Konservasi sebagai aktivitas yang merupakan wujud dari paham Utilitarian Conservation salah satunya adalah konservasi air. Upaya dalam konservasi air salah satunya di lakukan di Kabupaten Boyolali, Provinsi Jawa Tengah, dimana air tanah merupakan sumber air utama dalam memenuhi suplai air bersih kawasan tersebut. Pengelola air baku dari air tanah di Kabupaten Boyolali yaitu Perusahaan Daerah Air Minum (PDAM) yang mengambil sumber air dari Mata Air Tlatar, Kawasan Wisata Pengging Desa Dukuh, dan Desa Bendan di Kecamatan Banyudono. Namun beberapa tahun belakangan ini, penduduk yang memanfaatkan sumber-sumber tersebut mengeluh bahwa sumber-sumber tersebut mengalami penurunan debit dari tahun ke tahun.

 

  1. Permasalahan

Permasalahan yang terjadi di Kawasan Konservasi Air Kabupaten Boyolali, yaitu penurunan debit mata air yang diduga terkait dengan kerusakan lingkungan pada recharge area yang dirasakan semakin meningkat, yaitu yang terletak di lereng Gunung Merapi dan Gunung Merbabu. Permasalahan lain yaitu terkait tata guna yang dominan dengan adanya penambangan pasir di beberapa wilayah dan perubahan pola tanam masyarakat.

 

  • Pembahasan

Paham konservasi yang digunakan pada pembahasan ini adalah utilitarian conservation, yang meliputi konservasi air dan konservasi tanah. Konservasi air yang dilakukan pada pembahasan ini yaitu melalui konservasi terhadap recharge area yang terdapat di Kabupaten Boyolali. Sedangkan konservasi tanah yang dilakukan pada pembahasan ini yaitu melalui tata guna lahan yang sesuai sehingga tidak merusak atau mempengaruhi recharge area di daerah tersebut.

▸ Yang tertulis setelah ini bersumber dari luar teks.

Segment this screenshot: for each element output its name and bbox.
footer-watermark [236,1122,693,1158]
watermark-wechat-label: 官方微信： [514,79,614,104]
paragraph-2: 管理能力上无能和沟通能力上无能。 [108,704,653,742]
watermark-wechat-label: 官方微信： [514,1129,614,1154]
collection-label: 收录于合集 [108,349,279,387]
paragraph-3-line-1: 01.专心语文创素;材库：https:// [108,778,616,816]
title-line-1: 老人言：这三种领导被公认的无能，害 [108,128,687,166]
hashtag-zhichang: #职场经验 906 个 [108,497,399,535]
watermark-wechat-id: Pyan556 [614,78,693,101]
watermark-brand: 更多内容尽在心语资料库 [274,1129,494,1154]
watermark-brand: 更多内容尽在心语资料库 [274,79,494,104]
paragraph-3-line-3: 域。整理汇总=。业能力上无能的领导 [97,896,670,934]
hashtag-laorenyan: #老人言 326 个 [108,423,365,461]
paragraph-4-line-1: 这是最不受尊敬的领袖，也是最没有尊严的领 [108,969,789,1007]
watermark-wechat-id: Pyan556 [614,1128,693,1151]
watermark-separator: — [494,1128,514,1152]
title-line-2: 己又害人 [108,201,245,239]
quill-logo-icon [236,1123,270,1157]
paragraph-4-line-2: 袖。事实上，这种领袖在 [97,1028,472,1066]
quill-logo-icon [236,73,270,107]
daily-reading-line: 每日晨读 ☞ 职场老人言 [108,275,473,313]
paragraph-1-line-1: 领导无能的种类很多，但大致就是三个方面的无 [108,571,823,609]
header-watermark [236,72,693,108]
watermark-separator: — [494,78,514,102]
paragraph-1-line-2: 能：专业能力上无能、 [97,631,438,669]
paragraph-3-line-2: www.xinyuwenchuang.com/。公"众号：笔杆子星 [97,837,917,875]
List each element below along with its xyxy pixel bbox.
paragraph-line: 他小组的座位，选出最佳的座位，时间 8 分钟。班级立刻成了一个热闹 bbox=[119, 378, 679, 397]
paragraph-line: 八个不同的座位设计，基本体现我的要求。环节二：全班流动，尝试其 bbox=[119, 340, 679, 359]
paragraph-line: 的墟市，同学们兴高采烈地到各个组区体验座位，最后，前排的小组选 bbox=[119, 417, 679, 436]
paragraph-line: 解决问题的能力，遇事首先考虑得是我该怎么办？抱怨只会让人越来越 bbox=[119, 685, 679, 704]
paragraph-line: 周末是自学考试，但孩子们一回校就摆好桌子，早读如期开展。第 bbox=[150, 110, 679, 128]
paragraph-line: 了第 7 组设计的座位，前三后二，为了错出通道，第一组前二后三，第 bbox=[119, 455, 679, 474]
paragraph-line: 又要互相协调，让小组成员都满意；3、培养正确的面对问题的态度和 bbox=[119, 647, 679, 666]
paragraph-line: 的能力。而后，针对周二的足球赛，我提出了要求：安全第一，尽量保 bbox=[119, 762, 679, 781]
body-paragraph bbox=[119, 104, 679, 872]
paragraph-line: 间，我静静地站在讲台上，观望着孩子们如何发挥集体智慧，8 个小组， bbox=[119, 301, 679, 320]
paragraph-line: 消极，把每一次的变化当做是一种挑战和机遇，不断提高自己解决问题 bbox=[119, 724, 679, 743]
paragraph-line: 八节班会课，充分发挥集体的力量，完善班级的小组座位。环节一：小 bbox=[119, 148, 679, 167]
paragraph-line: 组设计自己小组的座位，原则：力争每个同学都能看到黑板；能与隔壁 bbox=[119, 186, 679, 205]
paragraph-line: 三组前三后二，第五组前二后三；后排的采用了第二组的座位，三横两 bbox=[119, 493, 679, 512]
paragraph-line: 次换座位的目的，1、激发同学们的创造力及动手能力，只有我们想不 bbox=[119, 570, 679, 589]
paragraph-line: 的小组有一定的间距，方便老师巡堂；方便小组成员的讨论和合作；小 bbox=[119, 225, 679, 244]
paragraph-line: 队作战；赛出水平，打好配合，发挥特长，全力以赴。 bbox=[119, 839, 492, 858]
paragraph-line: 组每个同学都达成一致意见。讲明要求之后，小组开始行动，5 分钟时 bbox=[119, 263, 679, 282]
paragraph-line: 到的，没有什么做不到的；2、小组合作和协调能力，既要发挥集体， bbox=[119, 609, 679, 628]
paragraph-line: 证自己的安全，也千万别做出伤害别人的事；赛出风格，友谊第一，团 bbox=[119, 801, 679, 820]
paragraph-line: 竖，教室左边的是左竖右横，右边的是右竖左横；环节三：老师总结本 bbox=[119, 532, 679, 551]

Menurut Danaryanto, dkk (2005), Konservasi tanah adalah upaya melindungi dan memelihara keberadaan, kondisi dan lingkungan air tanah guna mempertahankan kelestarian atau kesinambungan ketersediaan dalam kuantitas dan kualitas yang memadai, demi kelangsungan fungsi dan kemanfaatannya untuk memenuhi kebutuhan makhluk hidup, baik waktu sekarang maupun pada generasi yang akan datang.

Konservasi air tanah ditujukan untuk menjaga kelangsungan keberadaan, daya dukung, dan fungsi air tanah, dan dilaksanakan berdasarkan rencana pengelolaan air tanah. Dimana rencana pengelolaan air tanah disusun secara terkoordinasi dengan rencana pengelolaan sumber daya air yang berbasis wilayah sungai dan menjadi dasar dalam penyusunan program pengelolaan air tanah. Dengan demikian dapat dikatakan bahwa konservasi air tanah tidak dapat dipisahkan dari konservasi air permukaan (Riastika, 2012).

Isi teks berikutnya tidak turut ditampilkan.